TOMORROW sees the 300th anniversary of the birth of Adam Smith, one of Scotland’s greatest thinkers most usually accredited with being the father of modern economics due to his authorship of the hugely influential book An Inquiry Into The Nature And Causes Of The Wealth Of Nations, usually just known by the latter four words.

There are a considerable number of events, lectures and conferences happening this year to mark Smith’s tercentenary and rightly so. He was one of the greatest products of the Scottish Enlightenment and in Tuesday’s National I will attempt to show just how influential Smith became and why all Scots should at least be aware of him and what he achieved on a global scale.

The National: Adam Smith thought his Oxford college had a lot to learn from Glasgow University's system

Today, I will concentrate solely on the facts of his life, which began in Kirkcaldy in Fife on June 5, 1723, though that was the date of his baptism in Kirkcaldy Kirk and he was actually born days earlier – June 5 is always taken as his birthdate. He was born into a well-to-do family, his father Adam being a solicitor and comptroller of customs for the Kirkcaldy area.

His mother, Margaret nee Douglas, was the daughter of a Fife landowner and was Adam Smith senior’s second wife. She was pregnant with Adam junior when her husband died, leaving his young widow to bring up her son alone – he would remain close to his mother for the rest of her life.

A strange incident occurred when Smith was about three. He was apparently playing with friends when a passing band of Romani people snatched him away. His uncle is reported to have rounded up a posse of local men and swiftly got the boy back. One theory is that it was not a kidnapping as such, it’s just that the incessantly curious Smith joined the colourful group for the day.

Smith was educated at Kirkcaldy School, now the High School, whose much later pupils include former prime minister Gordon Brown and the novelist Val McDermid. He learned to speak, read and write Latin as well as maths and history.

In 1737, at the age of 14, Smith went to Glasgow University where he studied under the great professor of moral philosophy Francis Hutcheson, one of the founders of the Enlightenment and the first man at the university to lecture in English rather than Latin.

He had a profound influence on Smith’s thinking and encouraged his pupil to study many facets of philosophy, so much so that when he graduated in 1740, Smith won a scholarship to Balliol College at Oxford University.
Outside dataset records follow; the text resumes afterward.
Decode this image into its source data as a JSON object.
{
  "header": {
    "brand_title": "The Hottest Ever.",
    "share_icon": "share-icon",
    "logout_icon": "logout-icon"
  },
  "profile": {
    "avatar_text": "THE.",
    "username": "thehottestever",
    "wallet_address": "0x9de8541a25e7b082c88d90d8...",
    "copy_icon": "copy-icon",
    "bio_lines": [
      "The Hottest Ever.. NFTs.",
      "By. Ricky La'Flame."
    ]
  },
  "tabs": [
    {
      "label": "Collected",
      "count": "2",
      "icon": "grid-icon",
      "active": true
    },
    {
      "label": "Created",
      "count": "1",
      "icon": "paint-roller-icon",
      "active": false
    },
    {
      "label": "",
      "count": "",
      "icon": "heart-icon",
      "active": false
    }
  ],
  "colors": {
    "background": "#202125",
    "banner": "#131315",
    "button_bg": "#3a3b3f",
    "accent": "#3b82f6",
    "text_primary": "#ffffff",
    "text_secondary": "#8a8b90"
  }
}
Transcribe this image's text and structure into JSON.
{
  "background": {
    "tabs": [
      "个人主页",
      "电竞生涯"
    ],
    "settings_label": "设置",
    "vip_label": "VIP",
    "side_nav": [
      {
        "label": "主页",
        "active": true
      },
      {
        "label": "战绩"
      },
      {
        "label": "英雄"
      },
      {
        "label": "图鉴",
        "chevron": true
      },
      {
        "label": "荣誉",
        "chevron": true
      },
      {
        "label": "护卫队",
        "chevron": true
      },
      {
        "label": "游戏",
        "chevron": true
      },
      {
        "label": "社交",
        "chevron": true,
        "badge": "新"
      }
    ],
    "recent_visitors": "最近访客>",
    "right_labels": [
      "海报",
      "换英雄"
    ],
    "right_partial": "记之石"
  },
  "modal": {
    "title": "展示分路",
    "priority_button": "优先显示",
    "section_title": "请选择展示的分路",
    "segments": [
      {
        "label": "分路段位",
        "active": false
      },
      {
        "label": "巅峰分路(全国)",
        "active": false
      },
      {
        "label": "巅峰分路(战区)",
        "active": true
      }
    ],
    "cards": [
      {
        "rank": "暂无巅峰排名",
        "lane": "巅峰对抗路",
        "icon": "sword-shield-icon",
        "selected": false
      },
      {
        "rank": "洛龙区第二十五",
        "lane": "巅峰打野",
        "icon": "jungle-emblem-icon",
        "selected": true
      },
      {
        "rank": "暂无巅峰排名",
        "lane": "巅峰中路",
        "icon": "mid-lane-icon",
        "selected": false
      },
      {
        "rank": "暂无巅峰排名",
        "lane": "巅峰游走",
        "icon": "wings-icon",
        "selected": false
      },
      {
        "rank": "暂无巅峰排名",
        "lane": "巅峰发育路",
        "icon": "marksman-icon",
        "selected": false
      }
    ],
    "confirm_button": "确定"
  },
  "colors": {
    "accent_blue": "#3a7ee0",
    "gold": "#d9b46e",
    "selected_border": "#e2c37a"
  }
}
This was the Snell Exhibition, a bequest supposed to be used for the education of future clergy of the Scottish Episcopal Church.

In an obituary of Smith it states: “By the will of John Snell his exhibitors were under bond to take Anglican orders and return to Scotland, but the penalty was not enforced in the case of Adam Smith and numerous others.”

Smith considered the standard of tuition and lecturing at Oxford to be quite inferior to that he had been exposed to in Glasgow, but he nevertheless stuck out his six years at Balliol where he largely educated himself.

He remained a lifelong sceptic about Oxford’s supposed superiority, writing in The Wealth Of Nations: “In the University of Oxford, the greater part of the public professors have, for these many years, given up altogether even the pretence of teaching.”

Teaching was his choice of profession and he began in Edinburgh in 1748, where – thanks to the influence of family friend, jurist and philosopher Lord Kames – he was able to give a series of public lectures on a range of subjects. Though not a natural orator – he considered himself to be not in the class of Hutcheson – his lectures went down well and at the age of 27, he was offered the post of Professor of Logic at Glasgow University. He soon transferred to the better-paid Chair of Moral Philosophy where he lectured in everything from theology to political economy, a field he was increasingly drawn to.

He loved his time in Glasgow and made friends with a wide range of people – from the great engineer James Watt to his fellow philosopher and greatest companion David Hume, plus many merchants who provided him with the basis for his studies of trade and industry.

Though he is always associated with economics, Smith made his breakthrough into public consciousness with a work of philosophy, The Theory Of Moral Sentiments, about which I’ll write more on Tuesday.

Though he was happy in Glasgow, he was given the original offer he couldn’t refuse and left the university in 1764 to become tutor to the young Duke of Buccleuch on a hugely increased salary of £300 plus a pension of £300 per year.

With the young duke he travelled to the continent and at Toulouse in France he started the book which would become The Wealth Of Nations. He also found time to visit the great French thinkers of the day such as Voltaire and re-acquainted himself with Hume who had become secretary to the British Embassy in Paris.

The duke’s younger brother died suddenly in France and Smith returned to London where he would later become a Fellow of the Royal Society. Moving home to Kirkcaldy, Smith dedicated himself to The Wealth Of Nations which took him more than 10 years to write. When it was published in 1776, it was not an immediate success with the reading public, but soon sold out nevertheless.

Smith, who never married, was given a sinecure in the Customs service that enabled him to keep studying and writing, preferring to edit his previous works rather than write new ones. He also helped found the Royal Society of Edinburgh.

Adam Smith contracted a serious illness while living at Panmure House in Edinburgh and died there on July 17, 1790, at the age of 67. He is buried in Canongate Kirkyard off the Royal Mile where economists often visit his monument.